If you or a loved one has a health condition, such as arthritis, diabetes, or heart disease, you might think being physically active could be dangerous. In fact, it’s just the opposite.
Research shows that, regardless of your current health status, it’s important that you move more and sit less throughout the day. Not only can you improve your strength, balance, flexibility, and endurance, making it easier to navigate daily life, but staying active can also reduce your risk of developing health conditions.
But just how much physical activity do you need? Does physical activity always have to be walking or lifting weights? What if you struggle to stay physically active already? And what if you have a chronic condition or a disability? Let’s take a look.
How Much Physical Activity Older Adults Need
As you age, getting regular physical activity is one of the best ways to prevent health problems and to help your muscles grow stronger so you can keep doing your day-to-day activities independently.
According to the Centers for Disease Control and Prevention, older adults should do at least 150 minutes (2 hours and 30 minutes) a week of moderate-intensity aerobic activity, which is considered to be anything that gets your heart beating faster, such as walking briskly, water aerobics, bicycling, dancing, or gardening.
Older adults should also do muscle-strengthening activities that involve all major muscle groups at least twice a week.
You might be thinking that exercise puts you at risk of falling or that you’re too weak or have too many aches and pains to exercise. However, regular exercise builds strength and stamina and improves balance, actually reducing your risk of falling. Additionally, getting moving can help you manage pain and improve your strength and self-confidence.
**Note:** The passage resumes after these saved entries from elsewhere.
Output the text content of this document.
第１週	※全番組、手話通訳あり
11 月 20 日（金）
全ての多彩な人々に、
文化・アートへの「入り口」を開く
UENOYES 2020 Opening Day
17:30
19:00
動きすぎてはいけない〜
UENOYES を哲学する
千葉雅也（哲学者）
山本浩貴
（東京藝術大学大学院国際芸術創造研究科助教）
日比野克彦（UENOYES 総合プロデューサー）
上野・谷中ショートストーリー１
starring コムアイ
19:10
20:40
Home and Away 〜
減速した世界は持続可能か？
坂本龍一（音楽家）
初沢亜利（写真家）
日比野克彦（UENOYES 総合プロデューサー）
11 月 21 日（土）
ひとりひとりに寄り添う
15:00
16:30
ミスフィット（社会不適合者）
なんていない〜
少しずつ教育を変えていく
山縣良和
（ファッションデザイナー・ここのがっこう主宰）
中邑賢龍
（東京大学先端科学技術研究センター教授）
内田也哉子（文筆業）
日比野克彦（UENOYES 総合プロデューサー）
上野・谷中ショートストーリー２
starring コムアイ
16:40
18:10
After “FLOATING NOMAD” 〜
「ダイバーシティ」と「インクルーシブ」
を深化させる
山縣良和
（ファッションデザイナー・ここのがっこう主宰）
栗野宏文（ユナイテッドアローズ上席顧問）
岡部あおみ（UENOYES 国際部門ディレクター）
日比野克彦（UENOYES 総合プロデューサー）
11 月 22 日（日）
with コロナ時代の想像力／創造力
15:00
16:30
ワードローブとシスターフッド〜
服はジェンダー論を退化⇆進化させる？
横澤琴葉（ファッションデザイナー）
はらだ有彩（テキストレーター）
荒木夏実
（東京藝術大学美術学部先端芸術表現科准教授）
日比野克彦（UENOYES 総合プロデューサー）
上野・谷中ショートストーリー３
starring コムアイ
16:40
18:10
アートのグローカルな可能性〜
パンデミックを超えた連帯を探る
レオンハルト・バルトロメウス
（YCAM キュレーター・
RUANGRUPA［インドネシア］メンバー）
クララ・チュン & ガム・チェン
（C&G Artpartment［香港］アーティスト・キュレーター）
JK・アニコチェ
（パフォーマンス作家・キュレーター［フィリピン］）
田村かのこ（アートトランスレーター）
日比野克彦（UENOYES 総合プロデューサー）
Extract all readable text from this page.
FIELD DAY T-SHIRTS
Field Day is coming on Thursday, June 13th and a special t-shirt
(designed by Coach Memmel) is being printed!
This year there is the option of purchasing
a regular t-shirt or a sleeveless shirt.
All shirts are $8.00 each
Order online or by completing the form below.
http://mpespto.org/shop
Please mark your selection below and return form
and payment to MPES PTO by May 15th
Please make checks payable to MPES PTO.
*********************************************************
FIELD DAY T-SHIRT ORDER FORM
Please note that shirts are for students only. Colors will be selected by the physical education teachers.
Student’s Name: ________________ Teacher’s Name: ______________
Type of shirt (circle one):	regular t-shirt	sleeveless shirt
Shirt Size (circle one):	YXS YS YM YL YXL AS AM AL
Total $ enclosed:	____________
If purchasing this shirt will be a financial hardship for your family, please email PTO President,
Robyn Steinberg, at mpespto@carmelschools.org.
How to Add Physical Activity to Your Daily Life
If 150 minutes a week sounds like a lot, it’s important to remember that some physical activity is better than none at all.
Start by walking for 10 minutes at a time. Slowly increase the total amount of time you are active, the number of days you are active, and the intensity of each activity. Try building up to 30 minutes a day, five days a week.
To make sure you’ll stick with it, pick physical activities that you enjoy. Walking the golf course, lifting and carrying as part of gardening, and taking photographs on a nature hike are all examples of physical activities for older adults.
It also helps to try a variety of activities. This can not only keep your workouts interesting; it can also reduce the risk of overuse injury.
What If You Have a Chronic Condition or Disability
If you have a chronic condition, talk with your doctor to determine whether your condition limits your ability to do regular physical activity. If your condition stops you from meeting the minimum recommended activity levels, try to do as much as you can. What’s important is that you avoid being inactive.
If you have a disability, it’s also best to talk with your doctor about the amounts and types of physical activity that are appropriate for you and your abilities before you begin a physical activity routine.